MULTISCALE MODELLING OF ENAMEL DEMINERALISATION AND ACELLULAR REPAIR

牙釉质脱矿和脱细胞修复的多尺度建模

• 批准号: 2739353
• 金额: --
• 依托单位: King's College London
• 依托单位国家: 英国
• 项目类别: Studentship
• 财政年份: 2022
• 资助国家: 英国
• 起止时间: 2022 至 无数据
• 项目状态: 未结题
• 来源: https://gtr.ukri.org/projects?ref=studentship-2739353
• 关键词: MULTISCALE; MODELLING; ENAMEL; DEMINERALISATION; ACELLULAR

Dental erosion is defined as the loss of dental hard tissues through chemical dissolution of the tooth structure without bacterial involvement [1]. Erosion is classically defined as having an intrinsic aetiology (due to exposure of tooth surfaces to gastro-intestinal acids) or extrinsic aetiology [2] (due to exposure of the teeth to dietary/environmental acids). Dental erosion has an increasing prevalence in the developed world and represents a significant challenge to dental practitioners in terms of the predictable management of the damaged dentition. As a progressive condition (due to the lack of intrinsic biological repair mechanisms for dental enamel), dental erosion is of relevance to our ageing population. Prevention therefore remains key, and whilst behavioural change (diet or amelioration of intrinsic factors) is essential, consumer products to delay, prevent and reverse early demineralisation are urgently sought. There have been considerable efforts to model dental erosion ex-vivo. These approaches typically expose animal or human tooth surfaces to an acid challenge and measure the resultant surface changes qualitatively through imaging [3, 4] or quantitatively through metrology and characterisation of surface micromechanical properties [5-8]. The two main limitations are (i) an inability to relate the specific variability of the hierarchically organised mineralised tooth structure (enamel prism orientation, size, hydroxyapatite crystallite size and texture, presence of substitutional ions within the mineralized tooth structure) (ii) difficulties in monitoring the sequence of dissolution and its impact on structural integrity in real-time.

牙齿侵蚀是指牙齿硬组织在没有细菌参与的情况下通过牙齿结构的化学溶解而丧失[1]。
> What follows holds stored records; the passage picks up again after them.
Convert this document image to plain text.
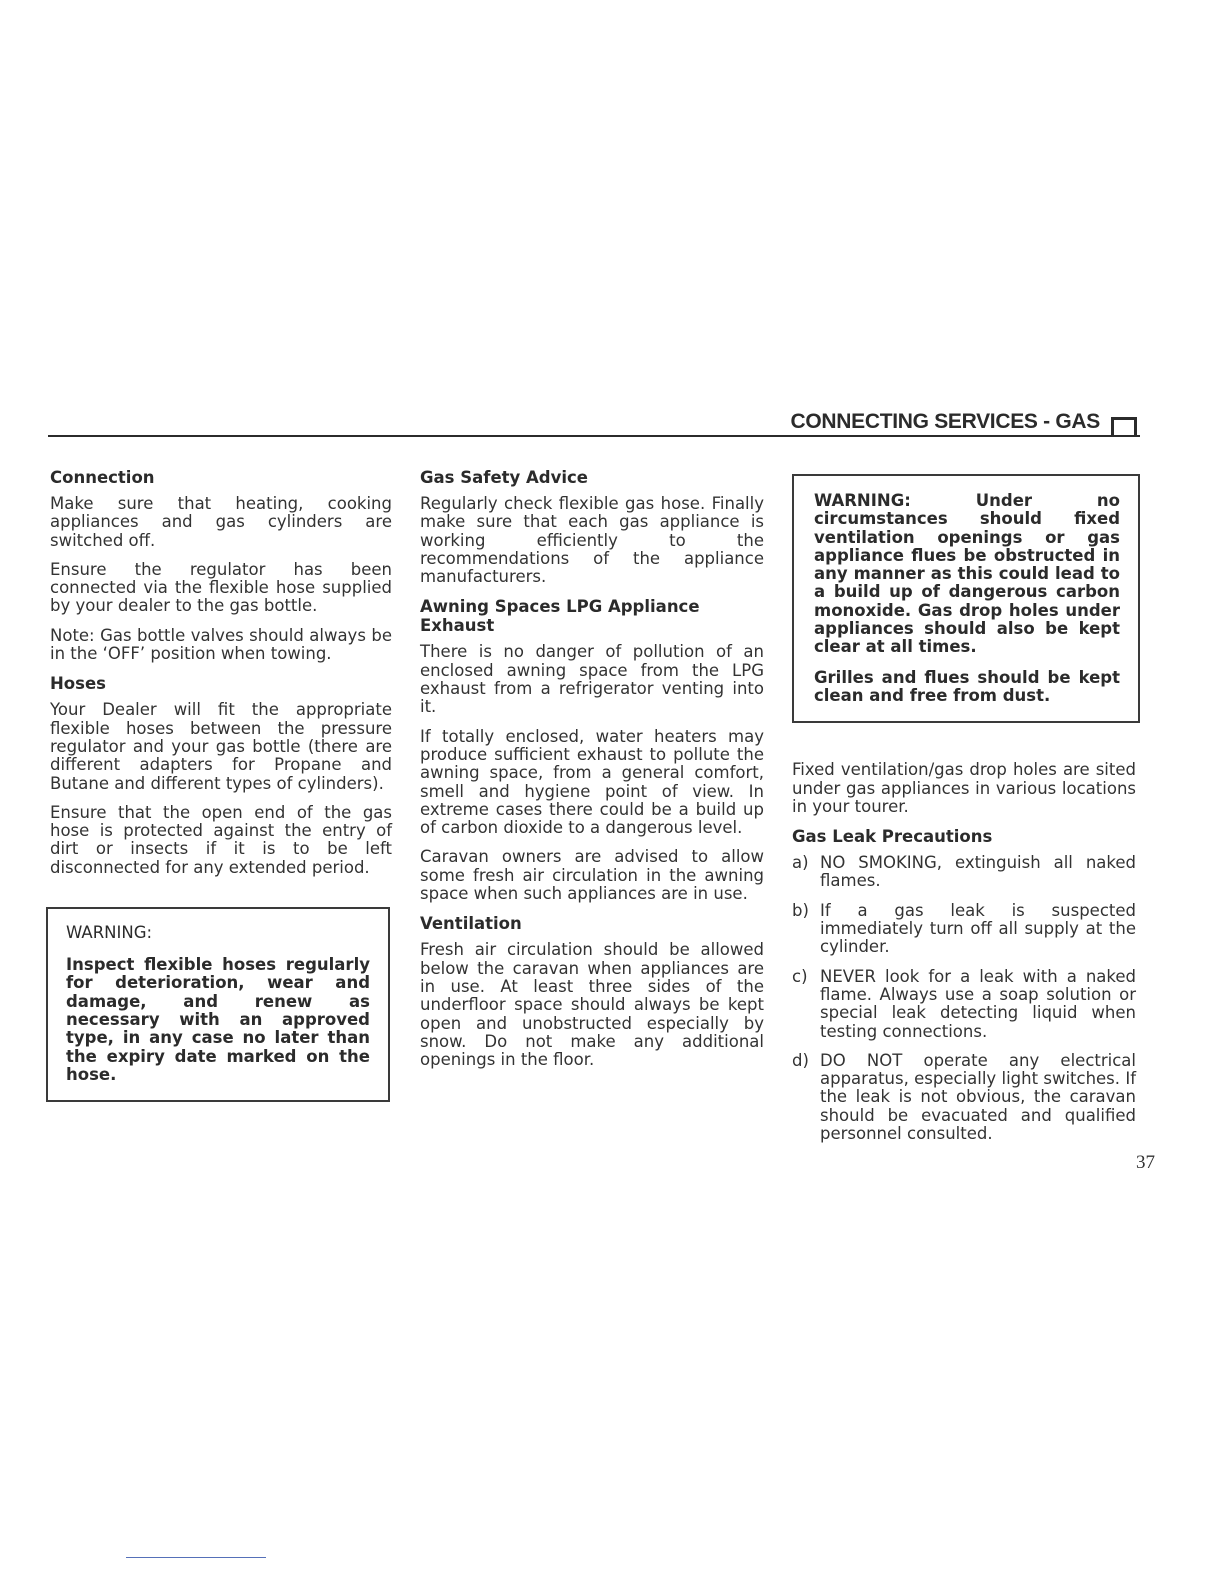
CONNECTING SERVICES - GAS
Connection

Make sure that heating, cooking appliances and gas cylinders are switched off.

Ensure the regulator has been connected via the flexible hose supplied by your dealer to the gas bottle.

Note: Gas bottle valves should always be in the ‘OFF’ position when towing.

Hoses

Your Dealer will fit the appropriate flexible hoses between the pressure regulator and your gas bottle (there are different adapters for Propane and Butane and different types of cylinders).

Ensure that the open end of the gas hose is protected against the entry of dirt or insects if it is to be left disconnected for any extended period.

WARNING:
Inspect flexible hoses regularly for deterioration, wear and damage, and renew as necessary with an approved type, in any case no later than the expiry date marked on the hose.
Gas Safety Advice

Regularly check flexible gas hose. Finally make sure that each gas appliance is working efficiently to the recommendations of the appliance manufacturers.

Awning Spaces LPG Appliance Exhaust

There is no danger of pollution of an enclosed awning space from the LPG exhaust from a refrigerator venting into it.

If totally enclosed, water heaters may produce sufficient exhaust to pollute the awning space, from a general comfort, smell and hygiene point of view. In extreme cases there could be a build up of carbon dioxide to a dangerous level.

Caravan owners are advised to allow some fresh air circulation in the awning space when such appliances are in use.

Ventilation

Fresh air circulation should be allowed below the caravan when appliances are in use. At least three sides of the underfloor space should always be kept open and unobstructed especially by snow. Do not make any additional openings in the floor.

WARNING: Under no circumstances should fixed ventilation openings or gas appliance flues be obstructed in any manner as this could lead to a build up of dangerous carbon monoxide. Gas drop holes under appliances should also be kept clear at all times.

Grilles and flues should be kept clean and free from dust.

Fixed ventilation/gas drop holes are sited under gas appliances in various locations in your tourer.

Gas Leak Precautions
a) NO SMOKING, extinguish all naked flames.
b) If a gas leak is suspected immediately turn off all supply at the cylinder.
c) NEVER look for a leak with a naked flame. Always use a soap solution or special leak detecting liquid when testing connections.
d) DO NOT operate any electrical apparatus, especially light switches. If the leak is not obvious, the caravan should be evacuated and qualified personnel consulted.
37
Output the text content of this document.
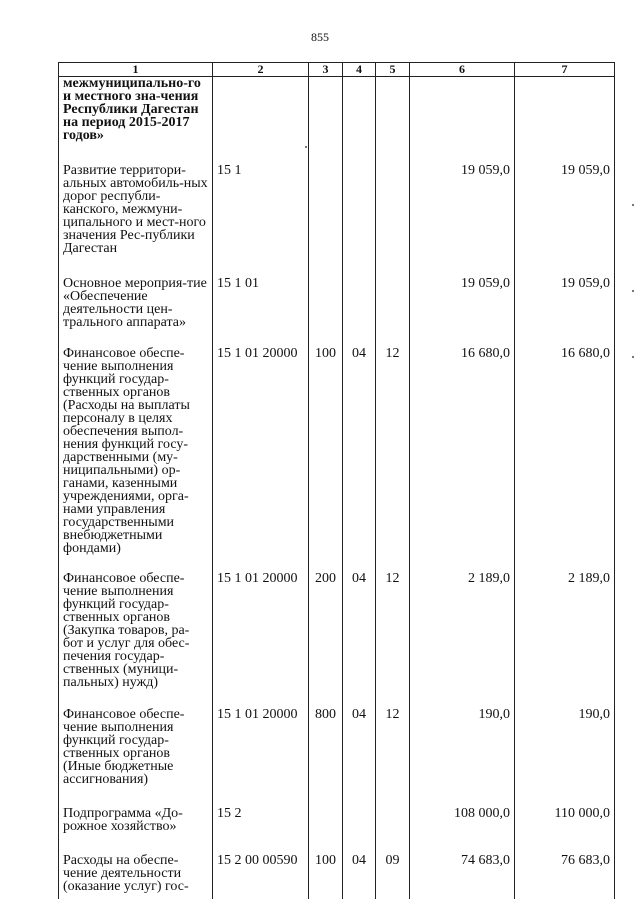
855
1	2	3	4	5	6	7
межмуниципально-го и местного зна-чения Республики Дагестан на период 2015-2017 годов»						
Развитие территори-альных автомобиль-ных дорог республи-канского, межмуни-ципального и мест-ного значения Рес-публики Дагестан	15 1				19 059,0	19 059,0
Основное мероприя-тие «Обеспечение деятельности цен-трального аппарата»	15 1 01				19 059,0	19 059,0
Финансовое обеспе-чение выполнения функций государ-ственных органов (Расходы на выплаты персоналу в целях обеспечения выпол-нения функций госу-дарственными (му-ниципальными) ор-ганами, казенными учреждениями, орга-нами управления государственными внебюджетными фондами)	15 1 01 20000	100	04	12	16 680,0	16 680,0
Финансовое обеспе-чение выполнения функций государ-ственных органов (Закупка товаров, ра-бот и услуг для обес-печения государ-ственных (муници-пальных) нужд)	15 1 01 20000	200	04	12	2 189,0	2 189,0
Финансовое обеспе-чение выполнения функций государ-ственных органов (Иные бюджетные ассигнования)	15 1 01 20000	800	04	12	190,0	190,0
Подпрограмма «До-рожное хозяйство»	15 2				108 000,0	110 000,0
Расходы на обеспе-чение деятельности (оказание услуг) гос-	15 2 00 00590	100	04	09	74 683,0	76 683,0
侵蚀通常被定义为具有内在病因（由于牙齿表面暴露于胃肠道酸）或外在病因[2]（由于牙齿暴露于饮食/环境酸）。牙齿侵蚀在发达国家的发病率越来越高，在受损牙列的可预测管理方面对牙科医生提出了重大挑战。作为一种渐进性疾病（由于缺乏牙釉质的内在生物修复机制），牙齿侵蚀与我们的老龄化人口有关。因此，预防仍然是关键，虽然行为改变（饮食或改善内在因素）是必不可少的，但迫切需要延迟，预防和逆转早期脱矿作用的消费品。已经有相当大的努力来模拟离体牙侵蚀。这些方法通常将动物或人类牙齿表面暴露于酸挑战，并通过成像[3，4]定性测量所得表面变化，或通过计量学和表面微机械特性表征[5-8]定量测量所得表面变化。两个主要限制是（i）无法将分层组织的矿化牙齿结构的特定可变性（牙釉质棱柱取向、尺寸、羟基磷灰石微晶尺寸和纹理、矿化牙齿结构内替代离子的存在）联系起来（ii）难以实时监测溶解顺序及其对结构完整性的影响。